Tshiyuka, 30, had gone to the bar around 12:30 p.m. with his uncle, Herve Amani, to meet up with friends, according to the affidavit. When they arrived, Tshiyuka walked up to an SUV parked outside and began talking to the two men inside it as if he was familiar with them, Amani told police. Amani said Tshiyuka introduced him to the men, then Amani headed inside the bar to order drinks.
When his nephew still hadn’t come in a few minutes later, Amani said he went back outside to check on him. Tshiyuka was still talking to the men in the SUV and told Amani he was good, the affidavit said. Amani waited inside for a few more minutes, then again checked on Tshiyuka, who said he was fine, according to police.
Shortly after, a bar owner came into the bar and told everyone to shut off the lights and leave because someone had just gotten shot. A witness later told police he had heard a noise that he thought was a tire popping, the affidavit states.

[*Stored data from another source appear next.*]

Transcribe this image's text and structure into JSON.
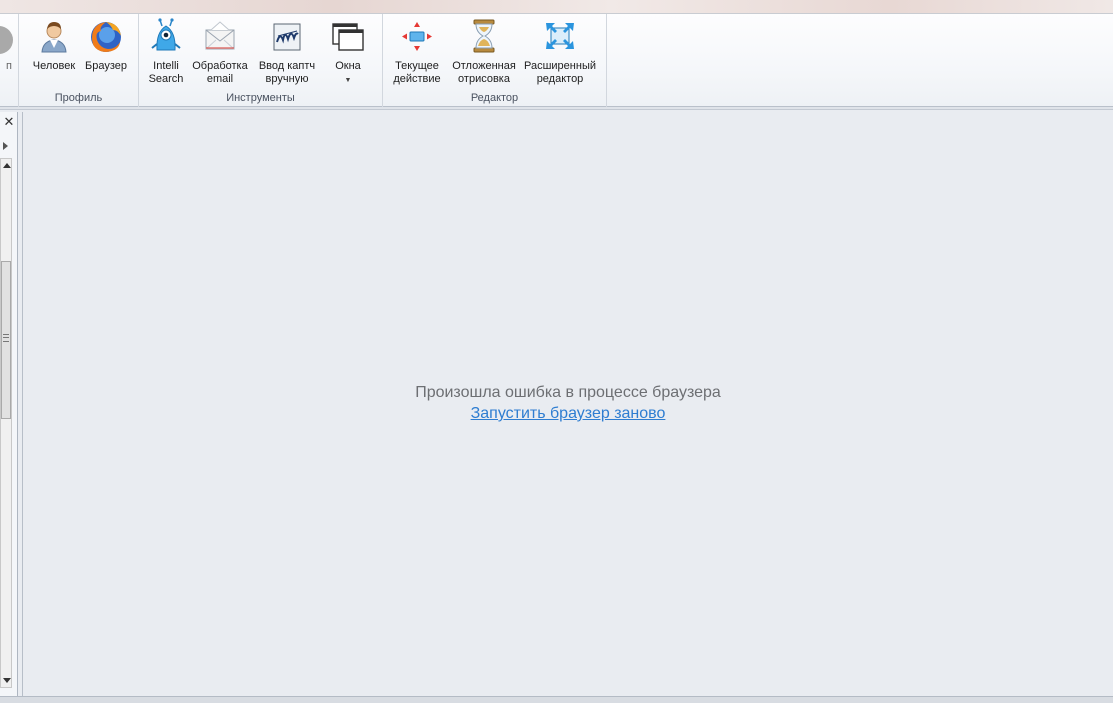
{
  "ribbon": {
    "cut_button_label": "п",
    "groups": {
      "profile": {
        "label": "Профиль",
        "human_label": "Человек",
        "browser_label": "Браузер"
      },
      "tools": {
        "label": "Инструменты",
        "intelli_label_1": "Intelli",
        "intelli_label_2": "Search",
        "email_label_1": "Обработка",
        "email_label_2": "email",
        "captcha_label_1": "Ввод каптч",
        "captcha_label_2": "вручную",
        "windows_label": "Окна"
      },
      "editor": {
        "label": "Редактор",
        "current_label_1": "Текущее",
        "current_label_2": "действие",
        "deferred_label_1": "Отложенная",
        "deferred_label_2": "отрисовка",
        "extended_label_1": "Расширенный",
        "extended_label_2": "редактор"
      }
    }
  },
  "main": {
    "error_message": "Произошла ошибка в процессе браузера",
    "restart_link": "Запустить браузер заново"
  },
  "colors": {
    "link": "#2e7dd1",
    "message": "#6d6f73",
    "background": "#e9ecf1"
  }
}
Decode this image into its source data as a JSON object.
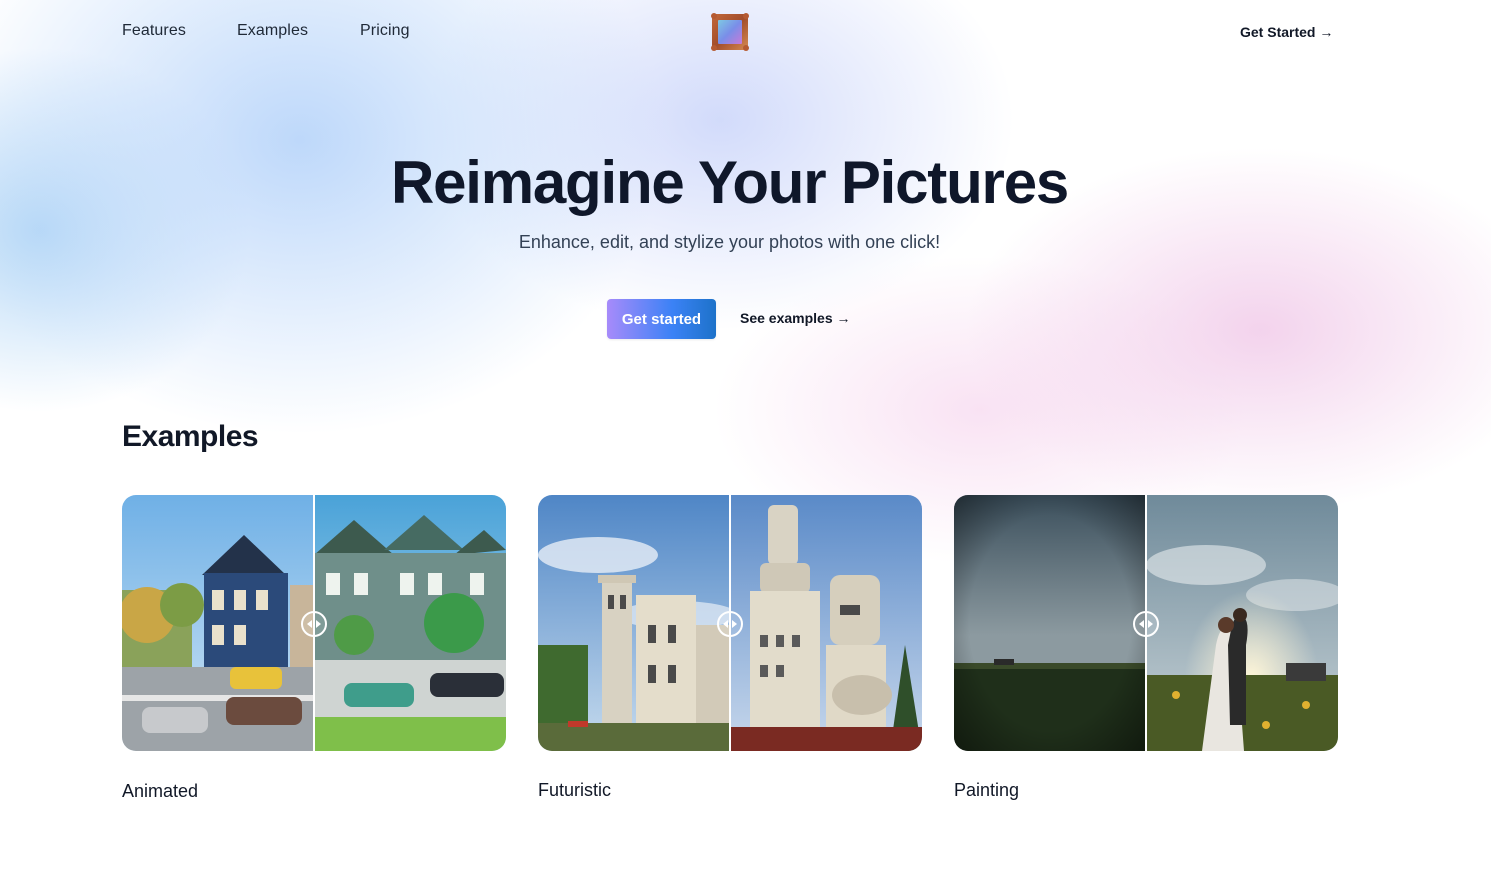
{
  "nav": {
    "links": [
      "Features",
      "Examples",
      "Pricing"
    ],
    "cta": "Get Started →",
    "logo_icon": "picture-frame-icon"
  },
  "hero": {
    "title": "Reimagine Your Pictures",
    "subtitle": "Enhance, edit, and stylize your photos with one click!",
    "primary_button": "Get started",
    "secondary_link": "See examples →"
  },
  "examples": {
    "heading": "Examples",
    "items": [
      {
        "label": "Animated",
        "handle_icon": "compare-slider-icon"
      },
      {
        "label": "Futuristic",
        "handle_icon": "compare-slider-icon"
      },
      {
        "label": "Painting",
        "handle_icon": "compare-slider-icon"
      }
    ]
  },
  "colors": {
    "text": "#111827",
    "button_gradient_start": "#a78bfa",
    "button_gradient_end": "#1d72c9",
    "background_blue": "#bad6fa",
    "background_pink": "#f0c8e8"
  }
}
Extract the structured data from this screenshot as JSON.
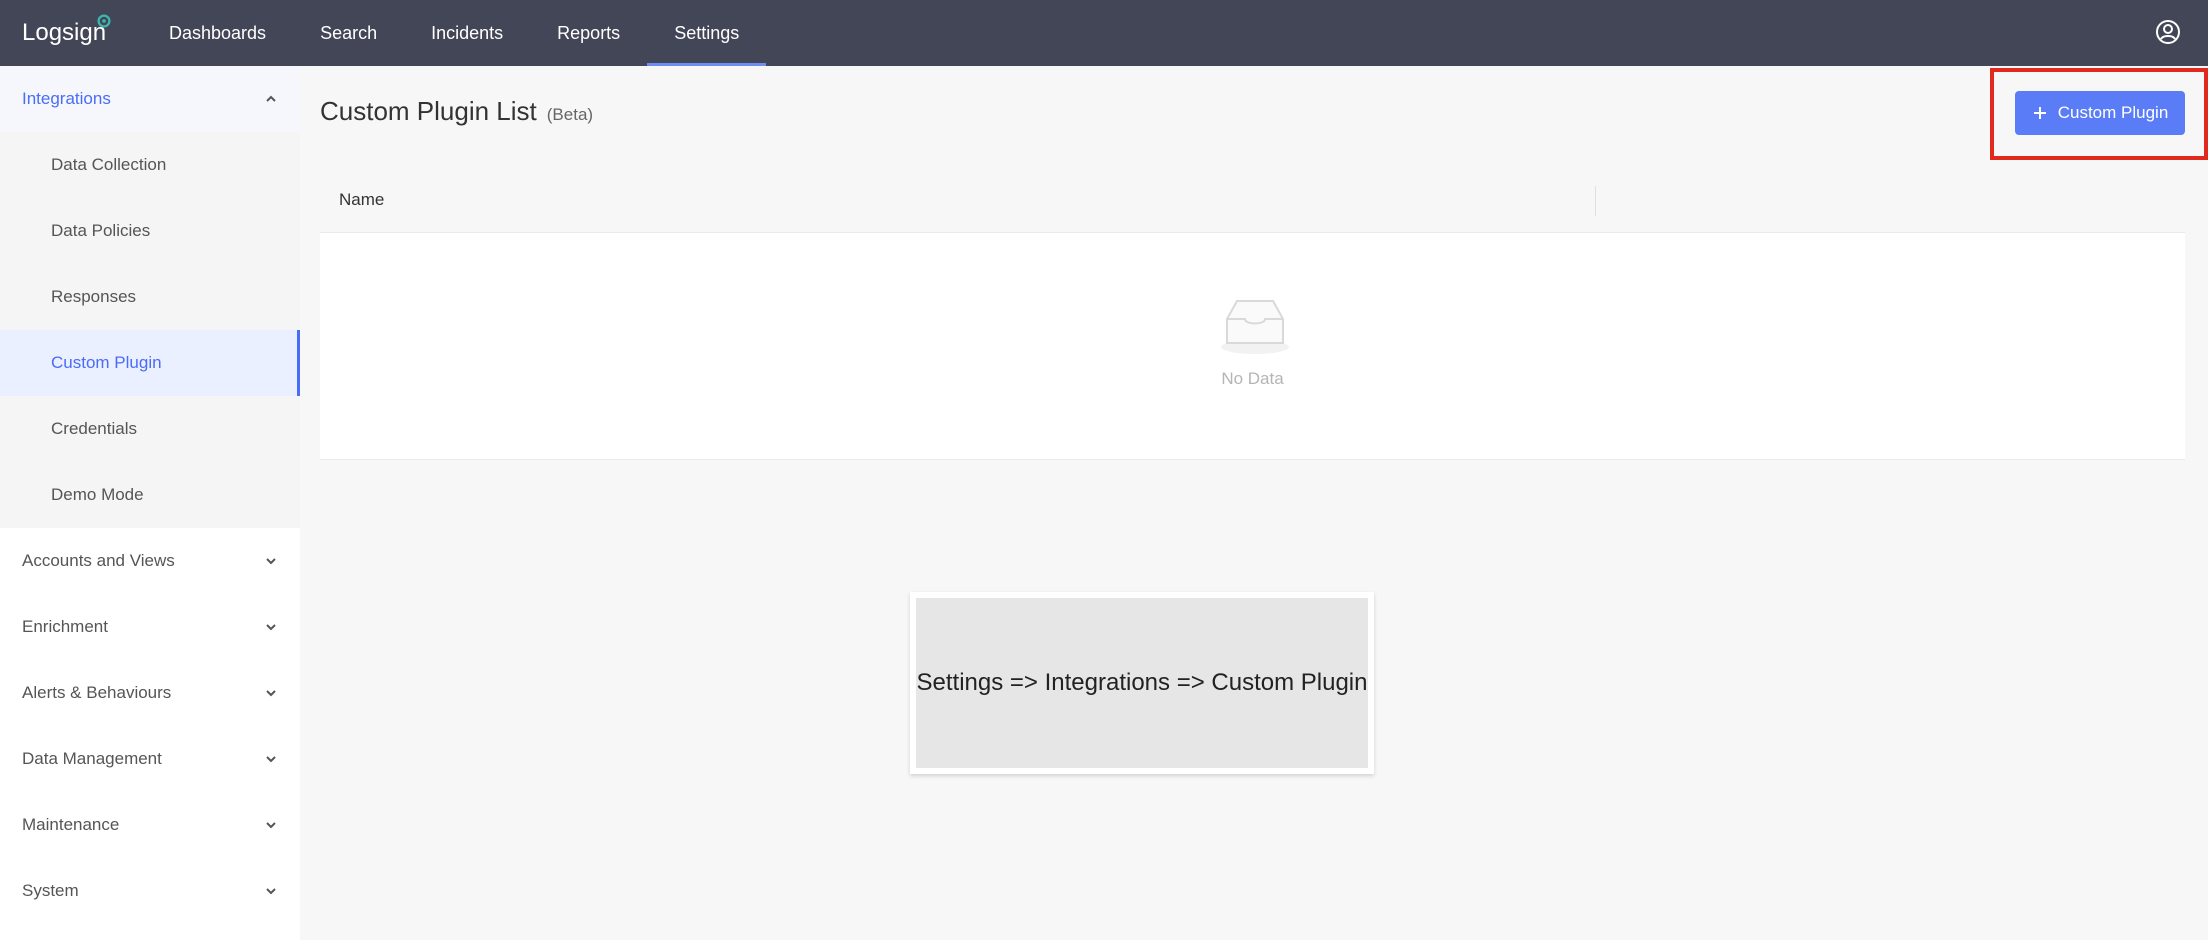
{
  "app": {
    "logo_text": "Logsign"
  },
  "nav": {
    "items": [
      {
        "label": "Dashboards"
      },
      {
        "label": "Search"
      },
      {
        "label": "Incidents"
      },
      {
        "label": "Reports"
      },
      {
        "label": "Settings"
      }
    ],
    "active": "Settings"
  },
  "sidebar": {
    "open_group": "Integrations",
    "sub_items": [
      {
        "label": "Data Collection"
      },
      {
        "label": "Data Policies"
      },
      {
        "label": "Responses"
      },
      {
        "label": "Custom Plugin"
      },
      {
        "label": "Credentials"
      },
      {
        "label": "Demo Mode"
      }
    ],
    "groups": [
      {
        "label": "Accounts and Views"
      },
      {
        "label": "Enrichment"
      },
      {
        "label": "Alerts & Behaviours"
      },
      {
        "label": "Data Management"
      },
      {
        "label": "Maintenance"
      },
      {
        "label": "System"
      }
    ]
  },
  "main": {
    "title": "Custom Plugin List",
    "badge": "(Beta)",
    "add_button_label": "Custom Plugin",
    "table": {
      "columns": [
        "Name"
      ],
      "empty_text": "No Data"
    },
    "caption": "Settings => Integrations => Custom Plugin"
  },
  "colors": {
    "nav_bg": "#434657",
    "accent": "#5b7cf7",
    "highlight": "#e12a1e"
  }
}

Everyone left the bar and Amani rushed to his nephew, who lay facedown in the road, Googins wrote.
After Tshiyuka was taken to the hospital, police began talking with people who had been at the bar and reviewing surveillance video from the area. The license plate of the SUV was visible in the footage, which led them to Mahmoud.
The investigators said video footage showed Mahmoud’s black SUV parked in front of the bar and captured the driver extending his arm and appearing to fire one shot toward two men standing in the street.
“When the SUV moved, the video captured the victim lying in the roadway in the spot where the driver had fired the shot,” Googins wrote.
South Portland police found Mahmoud’s car parked in a driveway of Wainwright Circle East, where one of his cousins lived. The cousin told investigators that Mahmoud sometimes left his car there when he traveled to Minnesota to visit his son, but she had not talked to him and did not know what time the car had been dropped off.
Within hours, police learned Mahmoud was at 224 Ocean Ave. in Portland.
At 2:47 p.m., Mahmoud called 911 and told dispatchers he was “unarmed” and wanted to “turn himself in.” The dispatcher asked what he wanted to turn himself in for, court records show.
“I fought with someone yesterday … so … can you send an officer … can you send an officer now?” Mahmoud said, according to the affidavit. When the dispatcher again asked for clarification about the crime, Mahmoud said he didn’t want to talk about it and hung up.
Mahmoud was taken into custody a short time later.
GUNS, SPENT CASING FOUND
When investigators obtained a search warrant for Mahmoud’s SUV, they found a 9 mm Glock pistol under the third row of seats. The barrel was empty and there were no magazines or ammunition in the car, according to the affidavit.
Police then searched a second car owned by Mahmoud and found another Glock pistol and 200 rounds of 9 mm ammunition. Inside of a gun case, they also found a single spent 9 mm casing and a black 9 mm magazine, Googins wrote.
Nine days after the shooting, Tshiyuka’s friends and family gathered for a memorial vigil on what would have been his 31st birthday. They described him as the glue that held together his large family and said that he wanted his loved ones to take risks and pursue their dreams. He also was often the person who quelled people’s anxieties.
Tshiyuka was born in the Democratic Republic of Congo and lived in Atlanta when his family first came to the United States. They later moved to Maine because his mother wanted to be somewhere more calm, his girlfriend Winey Ogweta told the Press Herald. After his mother and siblings moved to Texas, Tshiyuka stayed behind because he didn’t want to leave his grandmother behind.
Tshiyuka visited his grandmother almost every day, often taking an Uber across town just to bring her flowers or have a cigarette with her, Ogweta said.